あの後旅館に何とか辿り着いた佐藤は彼女に電話して、結局宿の主人から車を借りて俺たちを探し回っていたらしい。
「単位 落とせない 同志」鬼口は佐藤の肩を叩いた。
「でもお前、サメに追われていたんじゃないのか」
「ああ、これか」
佐藤は足下からサメのヒレを取り上げると俺に投げて寄越した。確かにサメのヒレだ。ただしそのヒレの下には小さなトカゲのような生物がついていた。
「ヒレだけ立派な陸上サメだな。噛みつくから注意しろよ」
佐藤はギアを押し込んだ。そのついでに崖に車を向ける。
「さあ行くぞ。揺れるからバーにしっかりと掴まれ。舌を噛んだら死ぬぞ」
言うなり佐藤はまたもやアクセルを踏み込んだ。化け物のような加速が俺たちを襲った。慣性を受けてぐんと体が後方に引かれる。顔が歪む。慌ててバーにしがみついた。車から落ちたら死ぬ。死ぬ。もう一度言うが、絶対に死ぬ。
車はぐんぐんと速度を上げる。その余りの速さに俺の本能が叫んだ。
「佐藤。ブレーキ! このままでは全員死ぬぞ」
それに対する佐藤の返事を聞いて俺は絶望した。
「この車にはブレーキはない。ついでに言うと、速度計の一番下が時速三百キロに切ってある」
三千馬力は人間六千人とまとめて綱引きができる力だ。その力に乗って、俺たちのこの車は雪山を突進した。
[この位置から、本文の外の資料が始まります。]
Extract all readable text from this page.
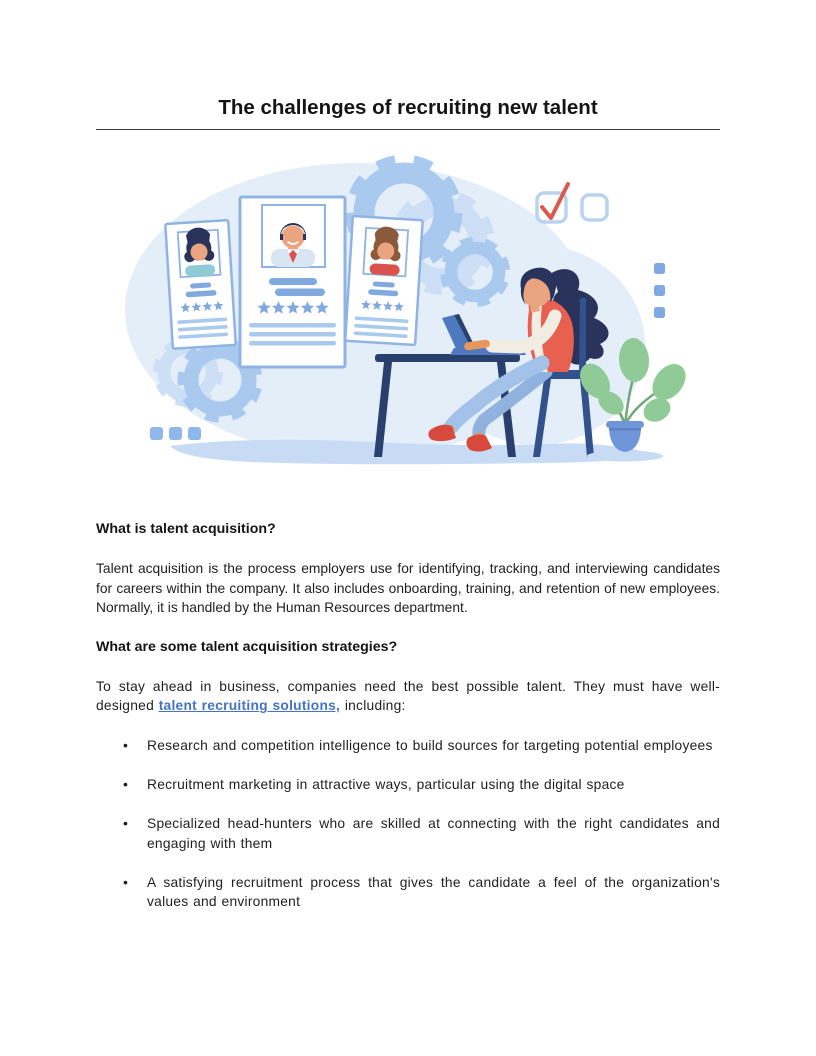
The challenges of recruiting new talent
What is talent acquisition?

Talent acquisition is the process employers use for identifying, tracking, and interviewing candidates for careers within the company. It also includes onboarding, training, and retention of new employees. Normally, it is handled by the Human Resources department.

What are some talent acquisition strategies?

To stay ahead in business, companies need the best possible talent. They must have well-designed talent recruiting solutions, including:

• Research and competition intelligence to build sources for targeting potential employees
• Recruitment marketing in attractive ways, particular using the digital space
• Specialized head-hunters who are skilled at connecting with the right candidates and engaging with them
• A satisfying recruitment process that gives the candidate a feel of the organization's values and environment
道のあるなしなど関係ない。岩盤にスパイクを食いこませ一切減速することなく進む。大木に真正面から突っ込んだが、鋼鉄のバンパーに衝突されて、あっさりと大木の方が折れた。
雪の崖を垂直に駆け上り駆け下り、空中を飛び、木々をへし折り、岩を砕き、炎の排気煙をまき散らしながら俺たちの車は進んだ。
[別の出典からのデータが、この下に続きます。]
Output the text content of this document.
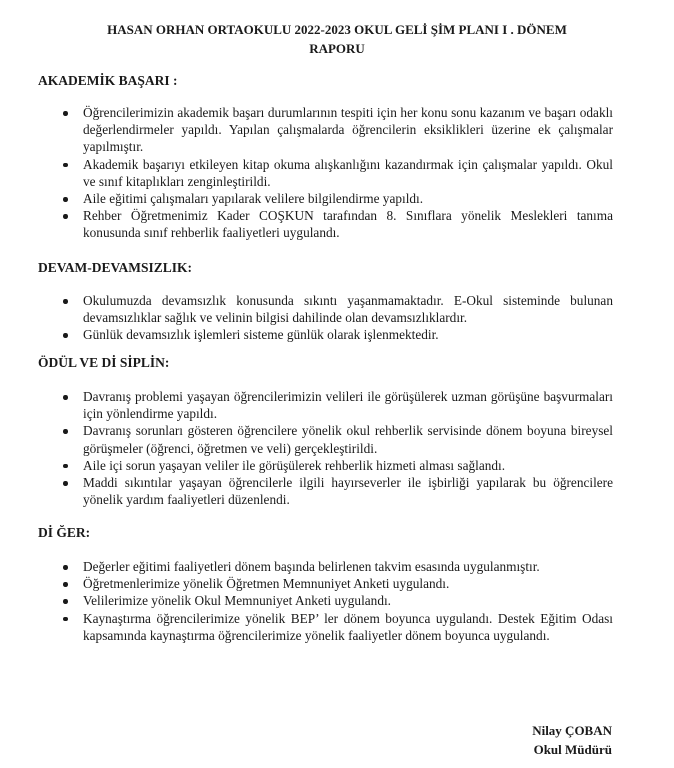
HASAN ORHAN ORTAOKULU 2022-2023 OKUL GELİ ŞİM PLANI I . DÖNEM
RAPORU
AKADEMİK BAŞARI :
Öğrencilerimizin akademik başarı durumlarının tespiti için her konu sonu kazanım ve başarı odaklı değerlendirmeler yapıldı. Yapılan çalışmalarda öğrencilerin eksiklikleri üzerine ek çalışmalar yapılmıştır.
Akademik başarıyı etkileyen kitap okuma alışkanlığını kazandırmak için çalışmalar yapıldı. Okul ve sınıf kitaplıkları zenginleştirildi.
Aile eğitimi çalışmaları yapılarak velilere bilgilendirme yapıldı.
Rehber Öğretmenimiz Kader COŞKUN tarafından 8. Sınıflara yönelik Meslekleri tanıma konusunda sınıf rehberlik faaliyetleri uygulandı.
DEVAM-DEVAMSIZLIK:
Okulumuzda devamsızlık konusunda sıkıntı yaşanmamaktadır. E-Okul sisteminde bulunan devamsızlıklar sağlık ve velinin bilgisi dahilinde olan devamsızlıklardır.
Günlük devamsızlık işlemleri sisteme günlük olarak işlenmektedir.
ÖDÜL VE Dİ SİPLİN:
Davranış problemi yaşayan öğrencilerimizin velileri ile görüşülerek uzman görüşüne başvurmaları için yönlendirme yapıldı.
Davranış sorunları gösteren öğrencilere yönelik okul rehberlik servisinde dönem boyuna bireysel görüşmeler (öğrenci, öğretmen ve veli) gerçekleştirildi.
Aile içi sorun yaşayan veliler ile görüşülerek rehberlik hizmeti alması sağlandı.
Maddi sıkıntılar yaşayan öğrencilerle ilgili hayırseverler ile işbirliği yapılarak bu öğrencilere yönelik yardım faaliyetleri düzenlendi.
Dİ ĞER:
Değerler eğitimi faaliyetleri dönem başında belirlenen takvim esasında uygulanmıştır.
Öğretmenlerimize yönelik Öğretmen Memnuniyet Anketi uygulandı.
Velilerimize yönelik Okul Memnuniyet Anketi uygulandı.
Kaynaştırma öğrencilerimize yönelik BEP’ ler dönem boyunca uygulandı. Destek Eğitim Odası kapsamında kaynaştırma öğrencilerimize yönelik faaliyetler dönem boyunca uygulandı.
Nilay ÇOBAN
Okul Müdürü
車が通った後には凄まじい自然破壊の光景が広がっている。白い雪の斜面の中にえぐれた地面の跡だけが真っすぐに伸びている。その前方に立ちはだかった物はすべて砕かれて終わった。
俺は少しだけ漏らした。こんなこと誰にも言えない。
周囲から雪が消え、普通の街の光景になったところで車は自然に停止した。
「ガス欠」佐藤が宣言した。
「助かった」俺は車からまろびでた。
派手に吐いた。俺の横で鬼口も吐いている。その横で当の運転手の佐藤も吐いている。
「大漁大漁」上機嫌で浜口教授が車の後ろから何かを引きずり出した。
車のどこかに引っかかっていた前限界環境生物たちだ。ユキカクレキツネにユキカクレオオカミ、ユキカクレネズミにあの猛毒蜘蛛までいる。これで俺たちの単位は安泰だ。
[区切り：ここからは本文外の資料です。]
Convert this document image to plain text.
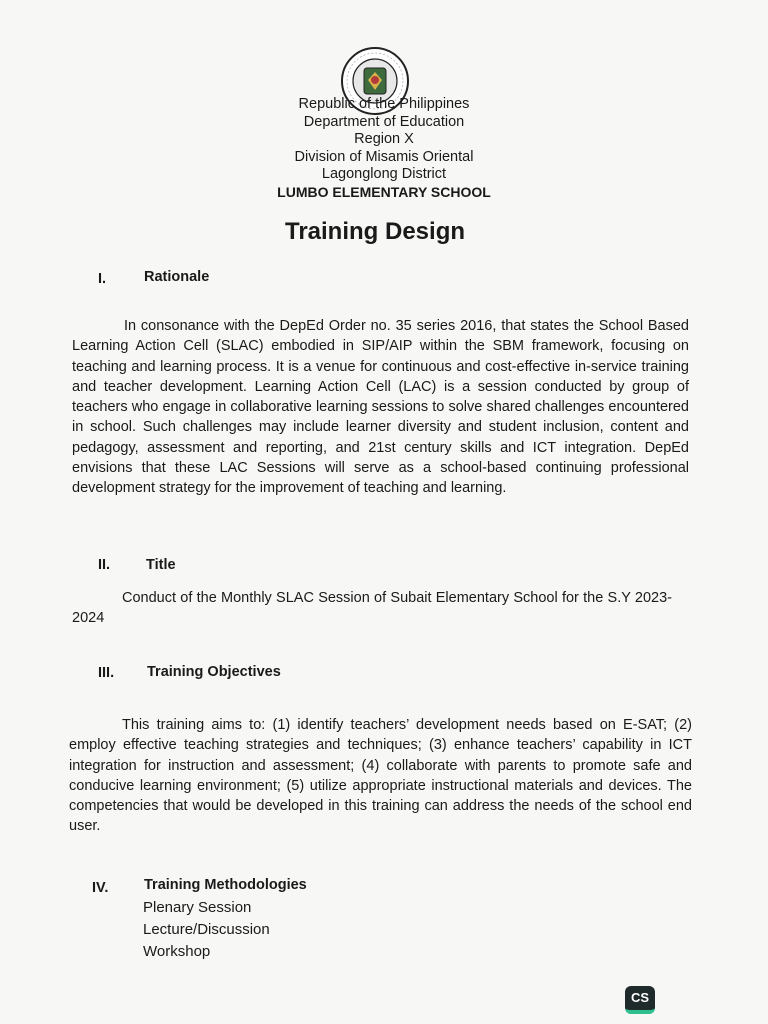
Republic of the Philippines
Department of Education
Region X
Division of Misamis Oriental
Lagonglong District
LUMBO ELEMENTARY SCHOOL
Training Design
I.	Rationale
In consonance with the DepEd Order no. 35 series 2016, that states the School Based Learning Action Cell (SLAC) embodied in SIP/AIP within the SBM framework, focusing on teaching and learning process. It is a venue for continuous and cost-effective in-service training and teacher development. Learning Action Cell (LAC) is a session conducted by group of teachers who engage in collaborative learning sessions to solve shared challenges encountered in school. Such challenges may include learner diversity and student inclusion, content and pedagogy, assessment and reporting, and 21st century skills and ICT integration. DepEd envisions that these LAC Sessions will serve as a school-based continuing professional development strategy for the improvement of teaching and learning.
II. Title
Conduct of the Monthly SLAC Session of Subait Elementary School for the S.Y 2023-2024
III. Training Objectives
This training aims to: (1) identify teachers’ development needs based on E-SAT; (2) employ effective teaching strategies and techniques; (3) enhance teachers’ capability in ICT integration for instruction and assessment; (4) collaborate with parents to promote safe and conducive learning environment; (5) utilize appropriate instructional materials and devices. The competencies that would be developed in this training can address the needs of the school end user.
IV. Training Methodologies
Plenary Session
Lecture/Discussion
Workshop
CS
俺はほっと胸を撫でおろし、それからまた吐いて吐いて吐きまくった。
どこの馬鹿だ。こんな車を作る奴は。
テレビでニュースをやっていた。
スキー場を怒れる雪男の大軍が襲ったらしい。率いていたのは例外的に小柄な雪男ということだ。そこまで来て何を忘れて来たのか思い出した。
だから今もヤツはあそこにいる。